The new CDC guidance on monkeypox, includes key information on symptoms, vaccines, prevention, contact tracing, and resources for health care providers and the general public as well.

“In the US context many of the people who are in charge of our public health institutions right now are old HIV doctors… so there’s been ongoing communication between the LGBT and HIV community and the federal and state governments, unlike what we saw 40 years ago with AIDS in the very beginning,” said Gonsalvez.

From Wild Animals

The monkeypox is a member of the larger family of orthopox viruses, which include the mousepox, the camelpox, the cowpox, and the smallpox already eradicated from the face of the earth, explained Ben Neuman, Professor of Biology and Chief Virologist of the Global Health Research Complex at Texas A&M.

It was first identified in primate species in Nigeria, West Africa, a strain that produces milder infections in comparison with a second major strain detected in Central Africa, which is more severe. “The virus has been associated with two kinds of wild animals: the Congo rope squirrel, and the Gambian giant pouched rat,” Neuman added. “As with other viruses that come from rodents, you tend to see increases when there has been a particularly rainy year.”

Given its characteristics of transmission, Neuman warned that monkeypox “could spread easily inside a crowded dance club or at a concert or any other venue where you have lots of people together and they’re having a good time… It’s not something that is scary right now, but could get out of hand.”

Other places where there is close physical contact are homeless shelters, refugee camps, gyms and health clubs.

The only thing that is keeping that virus from getting out to the rest of the world, Neuman argued, is the “relative geographic and economic isolation of the area.. I do not believe that we can count on that as an effective stop gap in the future.”

The virus has been growing in places with less access to testing and fewer hospitals that can actually confirm the numbers, which are almost certainly underreported.
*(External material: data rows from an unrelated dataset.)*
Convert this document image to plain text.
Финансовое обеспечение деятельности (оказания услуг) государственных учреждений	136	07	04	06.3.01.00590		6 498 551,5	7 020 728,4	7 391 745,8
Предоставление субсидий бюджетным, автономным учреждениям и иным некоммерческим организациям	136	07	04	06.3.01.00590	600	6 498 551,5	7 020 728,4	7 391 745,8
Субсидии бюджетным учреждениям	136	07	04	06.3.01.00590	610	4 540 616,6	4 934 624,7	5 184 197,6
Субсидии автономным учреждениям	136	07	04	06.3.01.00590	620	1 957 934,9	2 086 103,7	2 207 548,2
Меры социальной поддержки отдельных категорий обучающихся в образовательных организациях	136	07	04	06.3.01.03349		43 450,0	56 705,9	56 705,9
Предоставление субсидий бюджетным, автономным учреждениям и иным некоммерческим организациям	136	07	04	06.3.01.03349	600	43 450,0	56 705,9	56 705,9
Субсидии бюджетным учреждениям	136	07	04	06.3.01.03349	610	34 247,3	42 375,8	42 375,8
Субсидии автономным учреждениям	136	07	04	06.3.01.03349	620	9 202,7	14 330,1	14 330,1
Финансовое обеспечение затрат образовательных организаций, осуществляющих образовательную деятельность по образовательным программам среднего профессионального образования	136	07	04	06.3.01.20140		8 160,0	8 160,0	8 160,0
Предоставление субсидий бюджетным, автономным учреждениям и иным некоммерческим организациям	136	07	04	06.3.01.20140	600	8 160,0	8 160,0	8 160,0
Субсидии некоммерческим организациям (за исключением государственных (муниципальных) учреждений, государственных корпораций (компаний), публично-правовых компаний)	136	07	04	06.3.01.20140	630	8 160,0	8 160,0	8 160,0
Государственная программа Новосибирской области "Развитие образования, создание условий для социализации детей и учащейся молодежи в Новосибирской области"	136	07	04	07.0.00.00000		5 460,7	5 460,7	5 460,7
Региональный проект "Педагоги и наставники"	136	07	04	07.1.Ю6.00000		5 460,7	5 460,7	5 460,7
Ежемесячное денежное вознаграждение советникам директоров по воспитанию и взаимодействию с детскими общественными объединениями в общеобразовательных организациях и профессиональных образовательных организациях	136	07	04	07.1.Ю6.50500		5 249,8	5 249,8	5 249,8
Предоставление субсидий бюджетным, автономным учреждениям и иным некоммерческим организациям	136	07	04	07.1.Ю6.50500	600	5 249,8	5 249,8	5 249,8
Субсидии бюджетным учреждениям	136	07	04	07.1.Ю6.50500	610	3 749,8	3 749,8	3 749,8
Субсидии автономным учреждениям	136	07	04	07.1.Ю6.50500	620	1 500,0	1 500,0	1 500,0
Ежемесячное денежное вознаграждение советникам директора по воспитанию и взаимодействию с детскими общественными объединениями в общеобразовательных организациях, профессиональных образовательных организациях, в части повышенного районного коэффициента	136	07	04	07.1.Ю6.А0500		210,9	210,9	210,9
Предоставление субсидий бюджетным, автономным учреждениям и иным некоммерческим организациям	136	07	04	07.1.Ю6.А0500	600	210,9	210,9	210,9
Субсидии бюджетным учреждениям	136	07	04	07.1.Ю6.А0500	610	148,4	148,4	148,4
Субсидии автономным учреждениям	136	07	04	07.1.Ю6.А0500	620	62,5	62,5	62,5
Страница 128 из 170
The recommendation from experts is to get tested through a PCR, a similar test to the one used to diagnose COVID. The CDC is working on expanding the number of locations where testing can take place.

There is also a vaccine available for the prevention of monkeypox in people ages 18 and older – the Jynneos vaccine – approved in 2019 by the Food and Drug Administration (FDA). It requires two doses, four weeks apart, but doctors noted that the supply worldwide is not robust. The medication tecovirimat (TPOXX) has also proven to have some effect in protecting people.

“Infectious diseases are always going to be with us but epidemics are a human creation, which means we can stop them,”

Dr. Gregg Gonsalves, Global Health Justice Partnership

“(In the US) we spend 3 cents on every health care dollar on public health. It’s a people problem and an infrastructure problem. Hopefully with COVID, monkeypox, HIV we would learn the lesson of making a real investment and avoiding this blooming cycle,” he concluded.